Examples of positive outcomes for this project include:

  • Participant identification – feasibility , inclusion/exclusion criteria (prospective/retrospective)​
  • Participant management – appointment scheduling (prospective)​
  • Real world evidence – research data selection (retrospective)​
  • Audit/Inspection – regulatory oversight period identification ​
  • Resource planning (prospective)​
  • Logistics planning (prospective)​
  • Protocol adherence – streamlined deployment of protocol updates
  • Portfolio management – reporting consistency across sites
  • Site operational efficiency – task automation (e.g. order entry, reminders, etc) based on SoA
  • Digital SOA can “serve as single source of truth” and be re-purposed downstream
    • Automate creation of EDC specification
    • Automate creation of SDTM datasets (especially trial design domains)
  • Help/automate sites set up a study leading a reduced site burden
  • Help sites run a study (scheduling, procedures to be performed)
  • Help ensure compliance with a protocol
  • Ensure SOA/protocol is implemented uniformly across sites

This iteration of the IG is designed to provide directional guidance and not be a prescriptive instruction of how to exactly implement SOA across all systems. As we learn more about how the different systems work and can be interfaced, we will continue to improve the IG to accommodate more use cases; iteratively working towards a solution that will be both functional and scalable.
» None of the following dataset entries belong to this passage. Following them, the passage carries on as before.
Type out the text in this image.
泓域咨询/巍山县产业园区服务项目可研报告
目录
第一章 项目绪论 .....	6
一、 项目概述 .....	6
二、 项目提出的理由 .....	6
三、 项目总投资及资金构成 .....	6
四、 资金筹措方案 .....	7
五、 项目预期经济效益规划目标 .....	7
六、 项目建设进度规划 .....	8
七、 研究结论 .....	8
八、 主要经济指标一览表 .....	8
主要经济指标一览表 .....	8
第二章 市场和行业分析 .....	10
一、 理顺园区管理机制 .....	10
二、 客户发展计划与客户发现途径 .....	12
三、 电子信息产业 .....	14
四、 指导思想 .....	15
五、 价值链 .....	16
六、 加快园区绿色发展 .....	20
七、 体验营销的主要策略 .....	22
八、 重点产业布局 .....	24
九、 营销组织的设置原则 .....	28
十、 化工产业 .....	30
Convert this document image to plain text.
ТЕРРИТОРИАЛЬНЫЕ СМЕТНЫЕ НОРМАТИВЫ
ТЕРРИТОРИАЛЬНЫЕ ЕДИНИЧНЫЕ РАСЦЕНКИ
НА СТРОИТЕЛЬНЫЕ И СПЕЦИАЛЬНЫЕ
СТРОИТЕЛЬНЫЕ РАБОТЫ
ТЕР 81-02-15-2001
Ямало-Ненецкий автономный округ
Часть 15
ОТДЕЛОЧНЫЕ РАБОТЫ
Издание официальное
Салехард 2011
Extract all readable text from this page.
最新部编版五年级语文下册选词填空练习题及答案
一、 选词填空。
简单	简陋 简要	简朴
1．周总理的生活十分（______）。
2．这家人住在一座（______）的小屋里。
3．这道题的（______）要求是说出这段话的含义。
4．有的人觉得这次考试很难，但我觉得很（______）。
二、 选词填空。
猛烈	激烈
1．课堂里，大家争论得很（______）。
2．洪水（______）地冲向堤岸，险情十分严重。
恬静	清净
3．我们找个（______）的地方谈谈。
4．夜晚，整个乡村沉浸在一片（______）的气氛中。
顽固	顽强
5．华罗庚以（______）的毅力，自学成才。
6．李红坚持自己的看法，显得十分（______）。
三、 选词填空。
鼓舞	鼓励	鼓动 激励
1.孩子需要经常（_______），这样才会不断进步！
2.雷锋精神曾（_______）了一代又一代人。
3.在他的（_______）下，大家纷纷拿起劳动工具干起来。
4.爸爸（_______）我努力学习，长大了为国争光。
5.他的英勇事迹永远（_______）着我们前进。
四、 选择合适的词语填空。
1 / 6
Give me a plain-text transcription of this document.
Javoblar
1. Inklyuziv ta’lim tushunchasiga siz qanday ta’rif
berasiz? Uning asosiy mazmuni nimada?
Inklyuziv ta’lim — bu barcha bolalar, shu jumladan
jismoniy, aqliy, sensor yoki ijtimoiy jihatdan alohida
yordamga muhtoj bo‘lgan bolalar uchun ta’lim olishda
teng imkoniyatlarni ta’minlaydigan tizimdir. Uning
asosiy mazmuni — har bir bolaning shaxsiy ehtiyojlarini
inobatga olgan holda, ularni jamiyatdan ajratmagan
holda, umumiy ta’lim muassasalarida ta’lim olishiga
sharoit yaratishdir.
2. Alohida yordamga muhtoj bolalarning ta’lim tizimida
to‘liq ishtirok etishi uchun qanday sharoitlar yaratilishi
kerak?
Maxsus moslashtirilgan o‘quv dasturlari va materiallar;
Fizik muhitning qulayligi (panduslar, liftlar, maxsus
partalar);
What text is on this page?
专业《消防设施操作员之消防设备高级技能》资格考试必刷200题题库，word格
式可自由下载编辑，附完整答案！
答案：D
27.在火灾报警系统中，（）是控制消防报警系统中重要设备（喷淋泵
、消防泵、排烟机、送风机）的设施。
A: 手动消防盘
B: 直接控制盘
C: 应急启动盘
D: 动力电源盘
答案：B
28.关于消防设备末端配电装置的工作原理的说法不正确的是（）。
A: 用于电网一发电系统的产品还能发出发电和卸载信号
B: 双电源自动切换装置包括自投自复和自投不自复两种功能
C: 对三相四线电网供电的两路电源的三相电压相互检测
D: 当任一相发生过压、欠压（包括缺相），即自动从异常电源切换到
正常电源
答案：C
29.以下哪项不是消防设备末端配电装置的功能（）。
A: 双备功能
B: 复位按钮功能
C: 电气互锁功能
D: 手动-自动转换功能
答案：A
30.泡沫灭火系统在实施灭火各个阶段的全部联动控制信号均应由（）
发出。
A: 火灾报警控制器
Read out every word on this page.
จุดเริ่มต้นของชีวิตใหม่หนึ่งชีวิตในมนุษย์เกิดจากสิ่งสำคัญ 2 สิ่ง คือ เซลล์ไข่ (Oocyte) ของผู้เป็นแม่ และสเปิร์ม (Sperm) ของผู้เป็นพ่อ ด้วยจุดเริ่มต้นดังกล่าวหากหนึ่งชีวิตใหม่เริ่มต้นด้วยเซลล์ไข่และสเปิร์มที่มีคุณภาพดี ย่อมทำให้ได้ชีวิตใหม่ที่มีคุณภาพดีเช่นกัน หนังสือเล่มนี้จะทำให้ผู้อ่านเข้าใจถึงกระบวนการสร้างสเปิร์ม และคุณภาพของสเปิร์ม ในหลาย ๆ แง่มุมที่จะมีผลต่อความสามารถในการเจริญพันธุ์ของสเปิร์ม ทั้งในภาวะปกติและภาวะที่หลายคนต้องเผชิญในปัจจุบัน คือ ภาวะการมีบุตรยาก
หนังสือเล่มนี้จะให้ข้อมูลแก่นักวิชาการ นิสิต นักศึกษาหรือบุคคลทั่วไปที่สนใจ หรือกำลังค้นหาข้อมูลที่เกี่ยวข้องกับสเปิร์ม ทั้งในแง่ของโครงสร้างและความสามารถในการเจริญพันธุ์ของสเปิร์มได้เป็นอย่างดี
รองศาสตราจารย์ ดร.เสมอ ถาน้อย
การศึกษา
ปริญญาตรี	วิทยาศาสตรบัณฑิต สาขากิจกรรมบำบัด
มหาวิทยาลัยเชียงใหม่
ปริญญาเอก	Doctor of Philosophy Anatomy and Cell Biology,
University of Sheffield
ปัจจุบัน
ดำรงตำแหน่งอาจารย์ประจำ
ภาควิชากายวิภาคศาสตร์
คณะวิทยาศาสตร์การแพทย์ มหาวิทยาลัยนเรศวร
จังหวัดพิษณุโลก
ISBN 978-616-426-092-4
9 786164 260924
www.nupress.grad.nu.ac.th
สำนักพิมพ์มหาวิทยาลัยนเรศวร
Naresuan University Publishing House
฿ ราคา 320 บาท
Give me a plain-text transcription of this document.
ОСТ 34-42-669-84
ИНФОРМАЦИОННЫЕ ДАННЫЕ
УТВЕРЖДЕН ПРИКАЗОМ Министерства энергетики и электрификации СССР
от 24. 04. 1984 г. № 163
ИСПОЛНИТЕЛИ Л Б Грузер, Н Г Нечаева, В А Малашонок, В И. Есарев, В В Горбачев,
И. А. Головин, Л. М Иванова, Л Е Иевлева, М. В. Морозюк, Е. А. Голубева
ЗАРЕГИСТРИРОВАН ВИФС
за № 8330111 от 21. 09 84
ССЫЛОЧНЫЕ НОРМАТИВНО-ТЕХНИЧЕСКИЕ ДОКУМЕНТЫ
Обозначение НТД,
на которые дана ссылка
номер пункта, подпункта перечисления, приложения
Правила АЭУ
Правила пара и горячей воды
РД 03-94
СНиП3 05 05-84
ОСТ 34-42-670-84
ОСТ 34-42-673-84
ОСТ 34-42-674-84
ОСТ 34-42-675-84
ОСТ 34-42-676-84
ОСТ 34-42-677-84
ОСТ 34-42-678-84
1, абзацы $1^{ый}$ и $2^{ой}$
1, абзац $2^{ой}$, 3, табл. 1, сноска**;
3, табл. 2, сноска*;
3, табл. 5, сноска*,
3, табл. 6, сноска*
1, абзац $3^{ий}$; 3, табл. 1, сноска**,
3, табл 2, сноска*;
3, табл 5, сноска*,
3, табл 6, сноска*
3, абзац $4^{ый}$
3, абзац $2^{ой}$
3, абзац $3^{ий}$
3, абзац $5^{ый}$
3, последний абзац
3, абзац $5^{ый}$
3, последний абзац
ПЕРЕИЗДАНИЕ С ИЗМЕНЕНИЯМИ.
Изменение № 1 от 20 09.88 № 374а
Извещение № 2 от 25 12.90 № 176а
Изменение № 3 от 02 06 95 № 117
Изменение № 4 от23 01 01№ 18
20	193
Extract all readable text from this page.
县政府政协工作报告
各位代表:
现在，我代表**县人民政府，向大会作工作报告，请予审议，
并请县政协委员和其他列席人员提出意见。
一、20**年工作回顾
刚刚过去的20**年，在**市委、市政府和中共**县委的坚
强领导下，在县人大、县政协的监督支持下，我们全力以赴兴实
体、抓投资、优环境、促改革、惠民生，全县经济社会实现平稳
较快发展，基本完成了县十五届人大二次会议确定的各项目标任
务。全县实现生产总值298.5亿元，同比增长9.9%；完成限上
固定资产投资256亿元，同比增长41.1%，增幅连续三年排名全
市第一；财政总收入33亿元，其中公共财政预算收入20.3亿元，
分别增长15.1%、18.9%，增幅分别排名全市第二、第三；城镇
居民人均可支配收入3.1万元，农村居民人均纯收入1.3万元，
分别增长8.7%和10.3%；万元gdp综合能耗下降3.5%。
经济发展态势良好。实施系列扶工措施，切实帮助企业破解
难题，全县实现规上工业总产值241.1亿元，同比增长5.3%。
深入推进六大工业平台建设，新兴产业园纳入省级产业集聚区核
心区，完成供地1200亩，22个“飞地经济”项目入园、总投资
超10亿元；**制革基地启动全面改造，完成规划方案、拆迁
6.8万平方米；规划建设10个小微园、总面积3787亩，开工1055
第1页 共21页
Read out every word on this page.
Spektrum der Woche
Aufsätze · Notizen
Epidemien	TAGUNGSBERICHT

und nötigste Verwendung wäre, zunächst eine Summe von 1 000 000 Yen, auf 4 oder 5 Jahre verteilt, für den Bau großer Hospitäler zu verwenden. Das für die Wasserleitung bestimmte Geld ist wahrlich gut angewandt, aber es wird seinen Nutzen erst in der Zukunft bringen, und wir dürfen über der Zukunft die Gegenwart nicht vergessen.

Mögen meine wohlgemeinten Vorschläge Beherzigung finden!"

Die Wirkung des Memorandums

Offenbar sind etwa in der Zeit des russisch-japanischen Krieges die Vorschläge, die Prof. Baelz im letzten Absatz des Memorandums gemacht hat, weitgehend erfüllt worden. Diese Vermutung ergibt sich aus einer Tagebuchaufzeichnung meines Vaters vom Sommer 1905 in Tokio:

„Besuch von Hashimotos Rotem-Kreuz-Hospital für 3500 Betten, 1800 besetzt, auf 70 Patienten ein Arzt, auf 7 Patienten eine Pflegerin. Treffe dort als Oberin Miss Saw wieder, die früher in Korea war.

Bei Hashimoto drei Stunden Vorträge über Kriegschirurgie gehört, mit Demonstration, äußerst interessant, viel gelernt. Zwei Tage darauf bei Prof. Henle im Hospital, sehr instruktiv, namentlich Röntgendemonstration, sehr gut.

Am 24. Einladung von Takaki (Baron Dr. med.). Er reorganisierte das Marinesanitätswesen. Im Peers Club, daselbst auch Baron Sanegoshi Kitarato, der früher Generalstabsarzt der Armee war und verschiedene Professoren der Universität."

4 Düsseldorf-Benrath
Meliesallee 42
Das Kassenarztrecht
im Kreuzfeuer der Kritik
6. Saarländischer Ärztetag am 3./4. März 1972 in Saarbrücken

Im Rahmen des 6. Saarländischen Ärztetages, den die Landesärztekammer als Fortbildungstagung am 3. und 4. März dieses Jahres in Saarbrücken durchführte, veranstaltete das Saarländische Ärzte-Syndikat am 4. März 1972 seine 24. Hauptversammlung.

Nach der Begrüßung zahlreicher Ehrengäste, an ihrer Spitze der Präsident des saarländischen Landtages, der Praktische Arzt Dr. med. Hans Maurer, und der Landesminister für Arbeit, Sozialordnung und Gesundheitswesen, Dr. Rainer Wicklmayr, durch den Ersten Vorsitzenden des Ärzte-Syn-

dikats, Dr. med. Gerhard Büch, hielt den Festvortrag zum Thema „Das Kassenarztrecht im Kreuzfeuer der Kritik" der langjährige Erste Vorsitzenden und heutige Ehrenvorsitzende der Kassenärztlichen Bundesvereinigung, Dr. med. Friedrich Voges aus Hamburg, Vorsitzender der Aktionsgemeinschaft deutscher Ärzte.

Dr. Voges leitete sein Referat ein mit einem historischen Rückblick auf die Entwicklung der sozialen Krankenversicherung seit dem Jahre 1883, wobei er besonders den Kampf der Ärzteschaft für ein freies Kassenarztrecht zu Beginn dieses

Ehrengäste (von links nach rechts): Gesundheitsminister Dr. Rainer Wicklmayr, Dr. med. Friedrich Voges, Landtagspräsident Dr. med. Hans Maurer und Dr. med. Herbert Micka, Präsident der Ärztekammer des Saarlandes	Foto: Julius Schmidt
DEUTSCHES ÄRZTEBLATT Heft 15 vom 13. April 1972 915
Future elements for the Implementation Guide

There are different levels of complexity of SoA, which may not be fully represented in the current iteration of this IG. For example, how the design of an SoA may be implemented concerning different protocol types (e.g., adaptive, master, umbrella, basket, etc.). Furthermore, the type of research can vary across SoA designs, such as randomized vs. observational clinical trials, including the different data modalities to collect data (e.g., electronic data capture vs. direct data capture). The scope for the IG has been constrained to deliver a minimal viable solution for representation of a SoA. The following topics will be or have been evaluated for incorporation in the IG:

  • Unscheduled or Conditional Activities
  • Management of protocol compliance (deviations, violations, etc.)
  • Complex protocols (e.g., adaptive, umbrella, basket)
  • Non-trial integrations (e.g., use of RWD such as a vital statistic registry that determines a patients death via f/up period)
  • How adjudications are managed
  • Patient site transfers (i.e., relocations)
  • Patients re-enrolling multiples times
  • Inclusion/Exclusion criteria
    • Computable and Evaluable criteria that can be defined and processed by electronic systems
    • Complex inclusion/exclusion criterions
  • Enhanced SoA headers (e.g., that include visit type such as home health, satellite site, virtual)
  • How to better describe more complex activities (multi-omics, digital therapeutics, etc.)
  • Tracking of primary, secondary, tertiary, and exploratory endpoints
  • Instructional guidance in other protocol sections/footers that provide additional detail
  • Managing multiple sub-study consents that can occur throughout the trial (some voluntary and others conditional-based)

Note, many of these expand the existing scope of the SoA project and will work best in a collaboration with other research-aware IGs (such as the Vulcan Real World Evidence Project, Vulcan Adverse Events, etc). We have a rigorous process for evaluating and incorporating use cases into the development process.